Dror Ladin '05 has recently been awarded the Paul and Daisy Soros Fellowship for New Americans. This prestigious fellowship includes a $20,000 grant for two years of graduate study for naturalized U.S. citizens or the children of two naturalized citizens. Dror is using the grant to attend Yale Law School. He plans to begin his career in human rights litigation and advocacy and later to become a professor of law, focusing on issues of social and racial justice. Born in Boston in 1983, Dror is the son of two naturalized U.S. citizens, who were born in Israel and immigrated to the U.S. in 1978.
As a junior at Vassar, Dror was awarded a Burnam fellowship to work at MADRE, a Human rights organization in NYC focused on the rights of women and their families.
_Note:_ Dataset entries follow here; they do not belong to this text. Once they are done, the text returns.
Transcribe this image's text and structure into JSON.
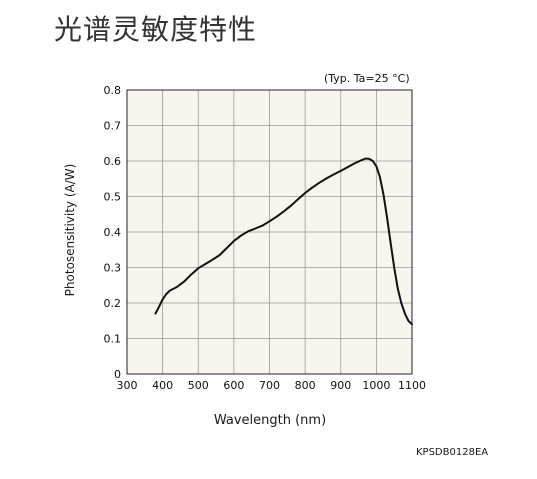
{
  "chart_data": {
    "type": "line",
    "title": "光谱灵敏度特性",
    "conditions": "(Typ. Ta=25 °C)",
    "xlabel": "Wavelength (nm)",
    "ylabel": "Photosensitivity (A/W)",
    "figure_code": "KPSDB0128EA",
    "xlim": [
      300,
      1100
    ],
    "ylim": [
      0,
      0.8
    ],
    "x_ticks": [
      300,
      400,
      500,
      600,
      700,
      800,
      900,
      1000,
      1100
    ],
    "y_ticks": [
      0,
      0.1,
      0.2,
      0.3,
      0.4,
      0.5,
      0.6,
      0.7,
      0.8
    ],
    "y_tick_labels": [
      "0",
      "0.1",
      "0.2",
      "0.3",
      "0.4",
      "0.5",
      "0.6",
      "0.7",
      "0.8"
    ],
    "grid": true,
    "background": "#f7f5ee",
    "line_color": "#111111",
    "series": [
      {
        "x": [
          380,
          390,
          400,
          410,
          420,
          440,
          460,
          480,
          500,
          520,
          540,
          560,
          580,
          600,
          620,
          640,
          660,
          680,
          700,
          720,
          740,
          760,
          780,
          800,
          820,
          840,
          860,
          880,
          900,
          920,
          940,
          960,
          970,
          980,
          990,
          1000,
          1010,
          1020,
          1030,
          1040,
          1050,
          1060,
          1070,
          1080,
          1090,
          1100
        ],
        "y": [
          0.17,
          0.19,
          0.21,
          0.225,
          0.235,
          0.245,
          0.26,
          0.28,
          0.298,
          0.31,
          0.322,
          0.335,
          0.355,
          0.375,
          0.39,
          0.402,
          0.41,
          0.418,
          0.43,
          0.443,
          0.458,
          0.474,
          0.492,
          0.51,
          0.525,
          0.539,
          0.551,
          0.562,
          0.572,
          0.583,
          0.594,
          0.603,
          0.607,
          0.606,
          0.6,
          0.585,
          0.555,
          0.505,
          0.44,
          0.37,
          0.3,
          0.24,
          0.2,
          0.17,
          0.15,
          0.14
        ]
      }
    ]
  }
}
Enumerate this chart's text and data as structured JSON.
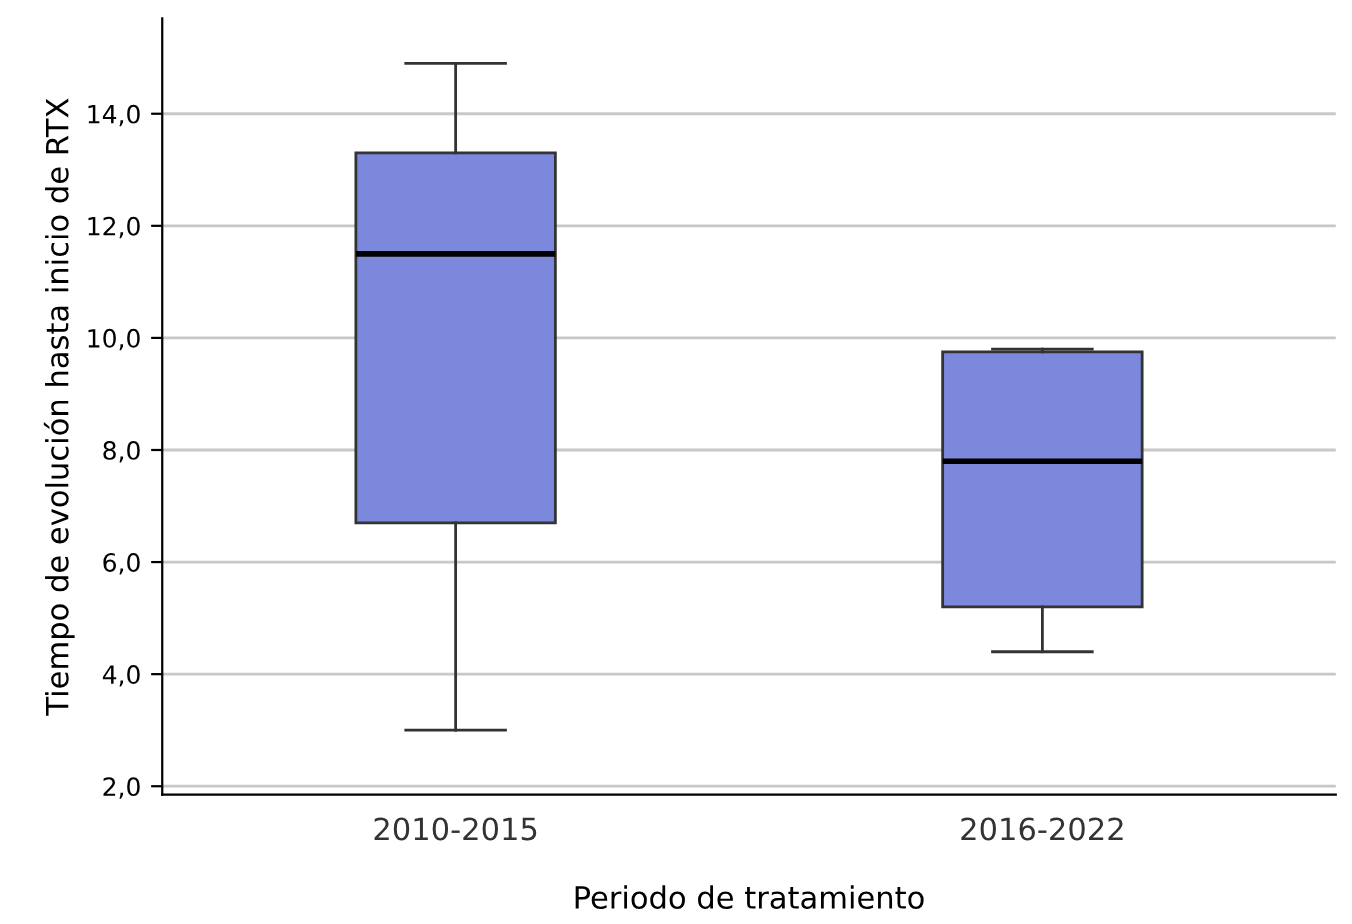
{
  "chart_data": {
    "type": "box",
    "xlabel": "Periodo de tratamiento",
    "ylabel": "Tiempo de evolución hasta inicio de RTX",
    "categories": [
      "2010-2015",
      "2016-2022"
    ],
    "boxes": [
      {
        "low": 3.0,
        "q1": 6.7,
        "median": 11.5,
        "q3": 13.3,
        "high": 14.9
      },
      {
        "low": 4.4,
        "q1": 5.2,
        "median": 7.8,
        "q3": 9.75,
        "high": 9.8
      }
    ],
    "color": "#7b88db",
    "ylim": [
      1.85,
      15.7
    ],
    "yticks": [
      {
        "value": 2,
        "label": "2,0"
      },
      {
        "value": 4,
        "label": "4,0"
      },
      {
        "value": 6,
        "label": "6,0"
      },
      {
        "value": 8,
        "label": "8,0"
      },
      {
        "value": 10,
        "label": "10,0"
      },
      {
        "value": 12,
        "label": "12,0"
      },
      {
        "value": 14,
        "label": "14,0"
      }
    ],
    "grid": "y"
  }
}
For the year following Vassar, Dror received a Compton Mentor Fellowship to support his work at the African American Policy Forum, where he designed and led workshops for high school students about affirmative action. Dror plans to continue working with the Affirmative Action Media Intervention Project, where he will help develop a curriculum to teach future college students how to be affirmative action advocates.
As he wrote in his application, "I have long been impressed by the way the American judicial system acts as a protective agent, shielding vulnerable minority communities from potential threats and ensuring fundamental rights for all. I believe I can most effectively contribute to this vital work by gaining a Juris Doctor. I intend to use my legal training to become an attorney at one of a number of organizations devoted to preserving domestic civil rights and promoting human rights internationally. Ultimately, I aspire to bring the knowledge and skills I gain from litigation to academia, where I hope to involve both students and the general public in the work of defending human rights and freedoms."